So both the UAW and the automakers hate the two-tier system. So what's the outcome? Obviously, the UAW would love everyone paid at the Tier 1 wages, but that ain't happening, so we'll see how they blend the two wages while also making them more profit-sensitive.

If the unions and the automakers can work out a positive deal it could be great for both sides as, ideally, the automakers would be shielded from collapse if/when the market turns, and workers would share in the profits when the market is healthy.


2nd Gear: UAW Helping Out Detroit, Maybe?


We could argue, forever, about who deserves the most responsibility for Detroit's bankruptcy, but it's easier to just say "everyone fucked up" and move on to fixing the problem.


Specifically, federal mediators are working on a "grand bargain" that will simultaneously protect some of the city's fine arts holdings while also reducing (but not obviating) the negative impacts on current and former city workers.

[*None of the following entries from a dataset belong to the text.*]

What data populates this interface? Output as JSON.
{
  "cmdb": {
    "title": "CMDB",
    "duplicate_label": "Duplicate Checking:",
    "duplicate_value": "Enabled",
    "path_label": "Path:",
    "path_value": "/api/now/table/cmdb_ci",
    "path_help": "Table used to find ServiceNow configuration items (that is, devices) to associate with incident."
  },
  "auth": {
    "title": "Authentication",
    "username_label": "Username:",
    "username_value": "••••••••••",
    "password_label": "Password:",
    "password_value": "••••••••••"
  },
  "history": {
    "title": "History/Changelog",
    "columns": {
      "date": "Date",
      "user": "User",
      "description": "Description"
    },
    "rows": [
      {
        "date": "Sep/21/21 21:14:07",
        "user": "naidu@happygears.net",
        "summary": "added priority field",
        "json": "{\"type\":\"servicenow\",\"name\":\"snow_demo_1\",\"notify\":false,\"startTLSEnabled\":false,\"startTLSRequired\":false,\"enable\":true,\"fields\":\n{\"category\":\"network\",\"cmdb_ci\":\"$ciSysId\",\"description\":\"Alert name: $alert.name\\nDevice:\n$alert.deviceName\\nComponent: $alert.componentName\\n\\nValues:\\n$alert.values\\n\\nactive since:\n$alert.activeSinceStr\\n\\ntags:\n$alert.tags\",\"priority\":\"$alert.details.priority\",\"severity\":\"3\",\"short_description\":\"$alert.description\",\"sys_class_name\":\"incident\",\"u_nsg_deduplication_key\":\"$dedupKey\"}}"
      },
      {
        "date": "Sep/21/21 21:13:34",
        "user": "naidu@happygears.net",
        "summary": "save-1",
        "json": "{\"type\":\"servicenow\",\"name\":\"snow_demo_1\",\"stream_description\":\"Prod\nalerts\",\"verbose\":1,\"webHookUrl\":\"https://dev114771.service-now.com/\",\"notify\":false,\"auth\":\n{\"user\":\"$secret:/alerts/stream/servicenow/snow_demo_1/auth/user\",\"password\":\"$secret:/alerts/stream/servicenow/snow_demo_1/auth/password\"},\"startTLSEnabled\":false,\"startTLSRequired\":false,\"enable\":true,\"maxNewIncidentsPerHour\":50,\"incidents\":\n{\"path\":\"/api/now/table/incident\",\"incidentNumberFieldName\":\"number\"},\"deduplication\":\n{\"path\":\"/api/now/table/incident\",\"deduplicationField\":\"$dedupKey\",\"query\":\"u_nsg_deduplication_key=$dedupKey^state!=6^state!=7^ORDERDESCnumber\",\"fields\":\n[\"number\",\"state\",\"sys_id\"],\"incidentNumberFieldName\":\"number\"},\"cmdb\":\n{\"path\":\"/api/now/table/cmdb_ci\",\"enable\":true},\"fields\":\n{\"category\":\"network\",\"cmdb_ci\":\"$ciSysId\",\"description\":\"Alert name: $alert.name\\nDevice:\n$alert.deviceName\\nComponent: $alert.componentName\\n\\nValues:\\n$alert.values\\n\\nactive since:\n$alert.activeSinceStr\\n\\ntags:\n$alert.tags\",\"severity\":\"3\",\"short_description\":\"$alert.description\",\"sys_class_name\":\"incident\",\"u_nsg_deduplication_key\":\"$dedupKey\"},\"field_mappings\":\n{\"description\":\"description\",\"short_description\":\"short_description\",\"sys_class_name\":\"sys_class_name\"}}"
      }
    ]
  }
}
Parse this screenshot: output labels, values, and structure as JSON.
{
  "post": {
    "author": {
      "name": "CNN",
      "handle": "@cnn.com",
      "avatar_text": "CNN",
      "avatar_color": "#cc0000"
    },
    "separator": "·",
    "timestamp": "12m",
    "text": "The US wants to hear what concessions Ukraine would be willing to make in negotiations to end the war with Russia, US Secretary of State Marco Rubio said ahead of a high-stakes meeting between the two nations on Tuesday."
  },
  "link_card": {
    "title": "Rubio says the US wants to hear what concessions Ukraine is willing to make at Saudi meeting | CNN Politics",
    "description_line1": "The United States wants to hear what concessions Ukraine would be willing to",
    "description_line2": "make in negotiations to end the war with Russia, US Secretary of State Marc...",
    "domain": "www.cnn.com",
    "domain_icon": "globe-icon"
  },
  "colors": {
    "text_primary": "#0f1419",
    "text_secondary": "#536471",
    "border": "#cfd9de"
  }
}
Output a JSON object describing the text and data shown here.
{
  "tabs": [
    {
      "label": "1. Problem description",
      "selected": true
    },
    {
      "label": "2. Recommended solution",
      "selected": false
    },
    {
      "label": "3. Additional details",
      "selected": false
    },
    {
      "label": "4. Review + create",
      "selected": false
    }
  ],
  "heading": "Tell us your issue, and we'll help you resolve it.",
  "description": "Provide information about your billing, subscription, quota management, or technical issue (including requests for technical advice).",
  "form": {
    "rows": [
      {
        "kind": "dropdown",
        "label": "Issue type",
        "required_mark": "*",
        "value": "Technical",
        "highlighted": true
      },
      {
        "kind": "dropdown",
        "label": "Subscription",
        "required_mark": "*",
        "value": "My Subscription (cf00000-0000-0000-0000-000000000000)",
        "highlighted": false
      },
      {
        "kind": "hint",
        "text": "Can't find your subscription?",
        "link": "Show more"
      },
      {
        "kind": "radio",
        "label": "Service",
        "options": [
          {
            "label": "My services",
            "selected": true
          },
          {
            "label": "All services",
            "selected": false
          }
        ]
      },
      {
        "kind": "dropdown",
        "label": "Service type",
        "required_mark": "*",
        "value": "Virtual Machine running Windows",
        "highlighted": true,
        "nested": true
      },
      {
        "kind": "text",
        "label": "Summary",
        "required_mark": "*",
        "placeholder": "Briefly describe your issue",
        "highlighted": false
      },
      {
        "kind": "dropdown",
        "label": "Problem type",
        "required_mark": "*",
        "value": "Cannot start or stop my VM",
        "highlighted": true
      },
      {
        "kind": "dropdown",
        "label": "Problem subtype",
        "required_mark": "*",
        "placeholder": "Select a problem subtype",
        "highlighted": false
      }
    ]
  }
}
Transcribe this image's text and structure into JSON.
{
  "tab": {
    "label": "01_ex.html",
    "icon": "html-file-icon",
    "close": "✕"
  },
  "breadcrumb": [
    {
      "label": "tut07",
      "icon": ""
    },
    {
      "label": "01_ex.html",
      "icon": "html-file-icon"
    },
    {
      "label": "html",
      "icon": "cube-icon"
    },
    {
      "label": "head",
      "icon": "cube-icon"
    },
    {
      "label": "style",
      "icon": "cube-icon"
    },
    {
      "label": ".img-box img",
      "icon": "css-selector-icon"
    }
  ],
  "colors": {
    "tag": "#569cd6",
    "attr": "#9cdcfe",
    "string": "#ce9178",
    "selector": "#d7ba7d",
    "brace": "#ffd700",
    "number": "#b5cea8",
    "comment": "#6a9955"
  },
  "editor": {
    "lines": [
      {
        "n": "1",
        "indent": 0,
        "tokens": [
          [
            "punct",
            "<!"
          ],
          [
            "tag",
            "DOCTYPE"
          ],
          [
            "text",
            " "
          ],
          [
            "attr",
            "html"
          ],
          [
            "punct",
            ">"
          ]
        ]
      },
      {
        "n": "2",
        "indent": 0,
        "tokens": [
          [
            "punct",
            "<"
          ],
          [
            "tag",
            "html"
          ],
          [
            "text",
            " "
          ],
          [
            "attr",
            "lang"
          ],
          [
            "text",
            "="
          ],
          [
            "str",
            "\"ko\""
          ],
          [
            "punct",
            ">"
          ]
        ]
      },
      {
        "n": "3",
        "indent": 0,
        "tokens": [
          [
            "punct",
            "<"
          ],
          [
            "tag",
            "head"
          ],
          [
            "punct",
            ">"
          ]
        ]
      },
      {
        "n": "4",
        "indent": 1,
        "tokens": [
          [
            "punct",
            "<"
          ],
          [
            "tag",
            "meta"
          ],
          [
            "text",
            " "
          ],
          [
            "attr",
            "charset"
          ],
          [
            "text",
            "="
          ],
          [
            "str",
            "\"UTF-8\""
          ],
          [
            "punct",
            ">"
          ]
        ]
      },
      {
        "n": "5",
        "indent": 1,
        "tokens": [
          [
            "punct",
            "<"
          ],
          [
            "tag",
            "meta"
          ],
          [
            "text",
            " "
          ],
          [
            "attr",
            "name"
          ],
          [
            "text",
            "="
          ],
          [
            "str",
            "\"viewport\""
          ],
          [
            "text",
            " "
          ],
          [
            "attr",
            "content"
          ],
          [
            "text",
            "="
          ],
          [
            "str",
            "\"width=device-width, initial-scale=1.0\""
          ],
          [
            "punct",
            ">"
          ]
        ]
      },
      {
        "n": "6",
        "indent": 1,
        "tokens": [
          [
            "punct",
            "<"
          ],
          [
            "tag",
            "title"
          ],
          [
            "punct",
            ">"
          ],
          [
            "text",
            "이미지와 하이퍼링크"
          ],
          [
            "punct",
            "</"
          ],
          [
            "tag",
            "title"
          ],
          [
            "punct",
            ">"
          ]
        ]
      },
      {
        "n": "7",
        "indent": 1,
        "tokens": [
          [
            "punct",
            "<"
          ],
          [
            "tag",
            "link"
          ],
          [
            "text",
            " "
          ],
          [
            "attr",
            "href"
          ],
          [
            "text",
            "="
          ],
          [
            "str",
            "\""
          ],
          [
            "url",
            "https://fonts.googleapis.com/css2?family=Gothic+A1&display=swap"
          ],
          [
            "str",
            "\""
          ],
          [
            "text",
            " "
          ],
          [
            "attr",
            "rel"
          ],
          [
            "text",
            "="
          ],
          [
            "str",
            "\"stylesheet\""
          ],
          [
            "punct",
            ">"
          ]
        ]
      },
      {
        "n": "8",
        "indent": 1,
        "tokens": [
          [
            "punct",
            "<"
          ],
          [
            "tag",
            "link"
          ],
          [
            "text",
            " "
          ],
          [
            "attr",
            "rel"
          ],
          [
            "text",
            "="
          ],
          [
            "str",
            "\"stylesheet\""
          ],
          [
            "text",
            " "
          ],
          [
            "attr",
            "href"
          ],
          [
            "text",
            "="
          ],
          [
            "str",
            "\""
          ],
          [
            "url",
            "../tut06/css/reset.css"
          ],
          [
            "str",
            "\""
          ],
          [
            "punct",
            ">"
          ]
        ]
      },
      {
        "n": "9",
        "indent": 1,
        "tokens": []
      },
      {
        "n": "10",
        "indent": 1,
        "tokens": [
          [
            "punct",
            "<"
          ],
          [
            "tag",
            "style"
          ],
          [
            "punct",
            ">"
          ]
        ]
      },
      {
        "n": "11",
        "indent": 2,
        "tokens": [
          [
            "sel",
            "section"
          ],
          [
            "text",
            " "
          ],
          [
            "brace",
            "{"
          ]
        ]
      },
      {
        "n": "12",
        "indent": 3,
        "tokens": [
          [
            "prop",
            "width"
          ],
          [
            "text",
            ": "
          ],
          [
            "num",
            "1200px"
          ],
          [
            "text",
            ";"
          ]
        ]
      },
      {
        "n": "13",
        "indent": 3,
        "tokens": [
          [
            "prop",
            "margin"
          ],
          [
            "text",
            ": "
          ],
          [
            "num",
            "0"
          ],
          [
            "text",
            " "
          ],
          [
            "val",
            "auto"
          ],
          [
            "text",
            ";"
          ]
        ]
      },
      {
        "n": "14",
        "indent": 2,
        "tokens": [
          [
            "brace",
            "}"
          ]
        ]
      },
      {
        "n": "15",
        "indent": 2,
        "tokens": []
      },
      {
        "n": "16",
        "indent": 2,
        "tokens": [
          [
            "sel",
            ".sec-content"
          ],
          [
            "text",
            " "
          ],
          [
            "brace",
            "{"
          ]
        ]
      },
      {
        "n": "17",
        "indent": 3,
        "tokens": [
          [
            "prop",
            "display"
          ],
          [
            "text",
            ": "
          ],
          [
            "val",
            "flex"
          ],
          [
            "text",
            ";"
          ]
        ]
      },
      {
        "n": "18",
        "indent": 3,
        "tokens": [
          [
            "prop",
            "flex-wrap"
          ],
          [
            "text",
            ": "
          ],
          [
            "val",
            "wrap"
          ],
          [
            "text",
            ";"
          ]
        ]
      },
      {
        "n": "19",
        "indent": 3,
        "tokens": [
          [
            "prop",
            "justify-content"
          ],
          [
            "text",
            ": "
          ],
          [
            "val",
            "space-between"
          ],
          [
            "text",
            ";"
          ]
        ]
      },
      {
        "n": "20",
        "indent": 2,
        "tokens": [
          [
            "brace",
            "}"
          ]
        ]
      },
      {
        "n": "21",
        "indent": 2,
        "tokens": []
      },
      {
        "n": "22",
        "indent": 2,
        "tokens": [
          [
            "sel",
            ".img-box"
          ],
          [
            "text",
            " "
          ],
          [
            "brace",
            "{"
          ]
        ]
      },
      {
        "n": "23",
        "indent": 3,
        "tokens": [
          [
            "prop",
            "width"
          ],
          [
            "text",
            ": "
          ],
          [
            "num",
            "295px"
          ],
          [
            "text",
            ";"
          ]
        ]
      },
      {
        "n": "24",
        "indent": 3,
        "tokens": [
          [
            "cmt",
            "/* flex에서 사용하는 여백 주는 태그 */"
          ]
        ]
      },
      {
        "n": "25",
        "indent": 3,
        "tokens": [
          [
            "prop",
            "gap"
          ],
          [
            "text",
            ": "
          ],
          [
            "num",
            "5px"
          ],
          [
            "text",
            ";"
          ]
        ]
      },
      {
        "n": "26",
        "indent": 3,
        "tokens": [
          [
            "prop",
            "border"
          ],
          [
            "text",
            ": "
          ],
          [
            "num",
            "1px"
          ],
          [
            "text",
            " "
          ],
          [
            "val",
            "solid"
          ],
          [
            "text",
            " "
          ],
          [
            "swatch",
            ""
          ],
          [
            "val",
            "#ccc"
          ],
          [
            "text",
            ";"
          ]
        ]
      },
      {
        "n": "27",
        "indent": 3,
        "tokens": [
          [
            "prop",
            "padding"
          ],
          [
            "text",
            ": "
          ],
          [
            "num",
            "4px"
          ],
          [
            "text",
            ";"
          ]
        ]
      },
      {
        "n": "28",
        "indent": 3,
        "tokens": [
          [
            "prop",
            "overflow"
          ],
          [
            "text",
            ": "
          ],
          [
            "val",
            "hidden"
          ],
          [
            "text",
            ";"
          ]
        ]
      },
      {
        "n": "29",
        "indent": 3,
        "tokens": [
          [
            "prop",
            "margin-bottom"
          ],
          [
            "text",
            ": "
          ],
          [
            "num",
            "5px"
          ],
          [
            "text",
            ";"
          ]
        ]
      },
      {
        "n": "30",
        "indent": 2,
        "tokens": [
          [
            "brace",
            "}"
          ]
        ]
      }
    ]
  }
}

How they're doing this without contributing their own funds is, uh, questionable, but here's the report:

The UAW — the second labor organization this week to agree to contribute to the grand bargain — will not be contributing any of its own funds, mediators said. The union "will help raise material contributions toward the health care costs for Detroit's retirees," mediators said in a statement. Mediators did not provide any further details about the contributions.


I don't know what that means.

The UAW is in a bit of a spot as they spent a ton of money in Tennessee that got them nowhere while, simultaneously, asking for more money in dues from its members.


3rd Gear: The U.S. Treasury Team Had No Idea About Switch Flaw


When the United States was in the process of bailing out GM, you'd assume they'd have asked if there were any massive safety defects that could cost people their lives and cost the company millions. Well, if they'd have asked they probably wouldn't have gotten an answer anyways.

"We didn't know about anything like this," Wilson, chief executive officer of restructuring adviser Maeva Group LLC, said at a Brookings Institution panel on the auto bailouts yesterday in Washington. "It seems to have been stuck in the mid-level engineering department. These are folks we never even met."

"Given how hard it was to get information out of the company at the time, even if we had asked a point-blank question, I doubt we would have gotten a straight answer," said Wilson.


Hah, awesome!

4th Gear: Speaking Of That GM Culture


David Shepardson takes the same information and adds a bit more on that GM culture that was so freaking mixed up at the time (and is now suddenly, magically better).

Wilson said the issue "sadly is emblematic of the cultural problems" of GM. "They would do anything to save a penny, including some really bad decisions, both economically and morally. That was a part of the culture that was driven by a company that was living on the brink of disaster for many years prior to 2009."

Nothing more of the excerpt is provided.